[History of the United Netherlands 1584-1609 by John Lothrop Motley]@TWC D-Link bookHistory of the United Netherlands 1584-1609 CHAPTER VI 45/55
The King of Spain so regarded the movement, and forthwith issued a decree, ordering the seizure of all English as well as all Netherland vessels within his ports, together with the arrest of persons, and confiscation of property. Subsequently to the publication of the Queen's memorial, and before the departure of the Earl of Leicester, Sir Philip Sidney, having received his appointment, together with the rank of general of cavalry, arrived in the Isle of Walcheren, as governor of Flushing, at the head of a portion of the English contingent. It is impossible not to contemplate with affection so radiant a figure, shining through the cold mists of that Zeeland winter, and that distant and disastrous epoch.

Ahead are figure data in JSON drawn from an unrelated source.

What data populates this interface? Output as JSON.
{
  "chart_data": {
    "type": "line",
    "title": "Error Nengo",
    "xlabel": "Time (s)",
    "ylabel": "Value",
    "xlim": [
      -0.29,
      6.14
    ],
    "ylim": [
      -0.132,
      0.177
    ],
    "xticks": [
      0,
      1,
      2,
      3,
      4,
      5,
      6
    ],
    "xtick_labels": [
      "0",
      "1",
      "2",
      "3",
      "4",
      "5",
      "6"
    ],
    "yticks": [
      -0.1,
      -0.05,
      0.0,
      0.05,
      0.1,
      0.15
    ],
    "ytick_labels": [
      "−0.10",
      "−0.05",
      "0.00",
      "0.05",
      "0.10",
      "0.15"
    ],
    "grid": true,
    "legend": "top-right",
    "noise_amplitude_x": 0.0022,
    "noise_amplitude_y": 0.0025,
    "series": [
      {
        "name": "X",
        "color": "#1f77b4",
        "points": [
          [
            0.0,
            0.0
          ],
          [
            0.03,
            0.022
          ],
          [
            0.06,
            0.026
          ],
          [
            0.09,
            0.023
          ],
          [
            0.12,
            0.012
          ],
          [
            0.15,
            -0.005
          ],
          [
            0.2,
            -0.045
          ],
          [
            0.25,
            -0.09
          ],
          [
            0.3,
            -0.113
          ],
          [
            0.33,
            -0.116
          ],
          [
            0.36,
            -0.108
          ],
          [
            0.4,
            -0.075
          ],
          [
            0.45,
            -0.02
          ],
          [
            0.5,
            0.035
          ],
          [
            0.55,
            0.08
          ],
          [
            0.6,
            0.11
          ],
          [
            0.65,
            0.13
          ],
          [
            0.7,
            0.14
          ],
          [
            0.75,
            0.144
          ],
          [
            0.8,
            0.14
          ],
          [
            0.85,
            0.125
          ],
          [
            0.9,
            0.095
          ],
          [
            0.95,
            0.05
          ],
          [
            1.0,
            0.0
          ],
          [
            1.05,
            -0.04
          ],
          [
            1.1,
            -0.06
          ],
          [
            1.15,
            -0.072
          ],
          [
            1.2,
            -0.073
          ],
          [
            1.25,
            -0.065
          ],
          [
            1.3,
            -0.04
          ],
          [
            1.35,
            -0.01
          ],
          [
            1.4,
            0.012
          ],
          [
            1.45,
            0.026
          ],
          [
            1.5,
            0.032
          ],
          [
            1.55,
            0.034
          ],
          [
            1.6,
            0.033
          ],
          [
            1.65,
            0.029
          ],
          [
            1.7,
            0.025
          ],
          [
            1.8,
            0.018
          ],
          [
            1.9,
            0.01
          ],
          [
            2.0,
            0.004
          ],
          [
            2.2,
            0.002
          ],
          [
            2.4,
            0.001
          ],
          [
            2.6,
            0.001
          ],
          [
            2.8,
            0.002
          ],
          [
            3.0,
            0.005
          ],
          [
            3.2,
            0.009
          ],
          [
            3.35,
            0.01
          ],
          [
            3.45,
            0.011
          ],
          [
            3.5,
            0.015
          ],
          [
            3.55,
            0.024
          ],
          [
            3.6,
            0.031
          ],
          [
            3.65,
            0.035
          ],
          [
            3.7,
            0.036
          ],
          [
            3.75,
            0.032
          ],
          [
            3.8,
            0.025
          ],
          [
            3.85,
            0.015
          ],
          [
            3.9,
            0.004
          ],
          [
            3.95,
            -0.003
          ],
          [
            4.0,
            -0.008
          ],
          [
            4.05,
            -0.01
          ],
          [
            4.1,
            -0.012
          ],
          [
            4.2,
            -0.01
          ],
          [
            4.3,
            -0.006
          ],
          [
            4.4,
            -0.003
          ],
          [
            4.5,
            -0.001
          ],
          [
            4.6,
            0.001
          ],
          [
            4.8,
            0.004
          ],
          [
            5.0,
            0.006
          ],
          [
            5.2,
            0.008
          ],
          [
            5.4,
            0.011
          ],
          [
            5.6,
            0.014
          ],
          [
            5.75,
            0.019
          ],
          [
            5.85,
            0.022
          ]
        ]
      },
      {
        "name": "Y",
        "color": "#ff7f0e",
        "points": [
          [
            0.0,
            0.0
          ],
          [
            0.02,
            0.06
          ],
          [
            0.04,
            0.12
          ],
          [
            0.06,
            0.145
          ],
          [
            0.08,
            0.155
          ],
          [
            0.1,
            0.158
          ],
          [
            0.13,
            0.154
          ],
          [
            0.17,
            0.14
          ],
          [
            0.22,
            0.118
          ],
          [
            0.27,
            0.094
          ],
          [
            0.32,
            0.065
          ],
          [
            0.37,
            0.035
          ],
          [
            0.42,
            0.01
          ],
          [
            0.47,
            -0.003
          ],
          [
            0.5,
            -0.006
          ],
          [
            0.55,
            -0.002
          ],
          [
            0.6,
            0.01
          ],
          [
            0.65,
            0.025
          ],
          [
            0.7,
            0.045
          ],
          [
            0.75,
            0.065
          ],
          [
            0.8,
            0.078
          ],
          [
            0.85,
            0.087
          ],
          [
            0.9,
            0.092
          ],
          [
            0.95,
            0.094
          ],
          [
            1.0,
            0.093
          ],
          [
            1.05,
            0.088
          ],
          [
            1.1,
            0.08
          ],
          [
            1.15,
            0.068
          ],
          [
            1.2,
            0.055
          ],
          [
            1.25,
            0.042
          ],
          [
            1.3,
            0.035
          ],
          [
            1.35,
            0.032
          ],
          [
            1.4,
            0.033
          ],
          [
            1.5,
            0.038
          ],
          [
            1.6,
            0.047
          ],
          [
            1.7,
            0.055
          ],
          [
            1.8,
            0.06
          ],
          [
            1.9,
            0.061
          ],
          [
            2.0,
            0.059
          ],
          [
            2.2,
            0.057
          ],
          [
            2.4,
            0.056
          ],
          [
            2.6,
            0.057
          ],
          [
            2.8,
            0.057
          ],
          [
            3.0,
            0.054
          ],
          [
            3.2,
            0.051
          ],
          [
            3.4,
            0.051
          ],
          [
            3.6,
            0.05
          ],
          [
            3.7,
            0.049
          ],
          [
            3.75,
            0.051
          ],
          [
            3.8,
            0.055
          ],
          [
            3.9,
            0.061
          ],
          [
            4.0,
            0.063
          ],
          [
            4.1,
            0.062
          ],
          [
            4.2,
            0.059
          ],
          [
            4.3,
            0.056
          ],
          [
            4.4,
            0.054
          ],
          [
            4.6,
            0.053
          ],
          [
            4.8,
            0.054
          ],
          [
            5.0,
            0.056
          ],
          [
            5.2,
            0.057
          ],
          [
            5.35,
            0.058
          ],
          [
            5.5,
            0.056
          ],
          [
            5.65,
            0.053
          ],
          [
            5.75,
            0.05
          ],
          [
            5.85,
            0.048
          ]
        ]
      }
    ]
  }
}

There is hardly a character in history upon which the imagination can dwell with more unalloyed delight.
Not in romantic fiction was there ever created a more attractive incarnation of martial valour, poetic genius, and purity of heart.
If the mocking spirit of the soldier of Lepanto could "smile chivalry away," the name alone of his English contemporary is potent enough to conjure it back again, so long as humanity is alive to the nobler impulses. "I cannot pass him over in silence," says a dusty chronicler, "that glorious star, that lively pattern of virtue, and the lovely joy of all the learned sort.
It was God's will that he should be born into the world, even to show unto our age a sample of ancient virtue." The descendant of an ancient Norman race, and allied to many of the proudest nobles in England, Sidney himself was but a commoner, a private individual, a soldier of fortune.